A schematic representation of the diverse functions mediated by astrocytes in a cell–cell interaction perspective. Astrocytes can regulate cerebral blood flow and synaptic transmission through gliotransmitter release. The gap junctions allow for intercellular calcium wave and metabolic substrate propagation. Astrocytes provide neuroprotection in the acute phase of stroke through antioxidation and anti-excitatory effects, metabolic support, and mitochondria transfer through astro‐neuronal signaling. However, they also contribute to the pathogenesis of stroke by disrupting blood–brain barrier integrity and aggregating inflammation through interaction with
microglia and infiltrating immune cells.
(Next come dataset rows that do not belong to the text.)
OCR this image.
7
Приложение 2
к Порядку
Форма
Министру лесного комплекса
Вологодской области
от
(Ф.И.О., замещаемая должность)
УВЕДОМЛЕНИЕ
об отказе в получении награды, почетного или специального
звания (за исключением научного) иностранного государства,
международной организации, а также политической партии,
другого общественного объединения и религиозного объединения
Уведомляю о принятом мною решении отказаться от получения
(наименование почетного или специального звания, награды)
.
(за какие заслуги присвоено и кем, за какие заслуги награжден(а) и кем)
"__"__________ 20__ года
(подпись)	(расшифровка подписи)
Reactive astrocytes can form glial scars to hamper axon growth, but they also interact with stem cells, including OPCs, NSCs, and EPCs, to promote neurogenesis, synaptogenesis, angiogenesis, BBB repair, and even oligodendrogenesis. AMPAR: AMPA subtype glutamate receptor; mGluR: metabotropic glutamate receptor; P2R: purinergic receptor;
GABABR: metabolic GABAB receptor; SMC: smooth muscle cell; OPC: oligodendrocyte precursor cell; EPC: endothelial precursor cell; NSC: neural stem cell; NPC: neural progenitor cell.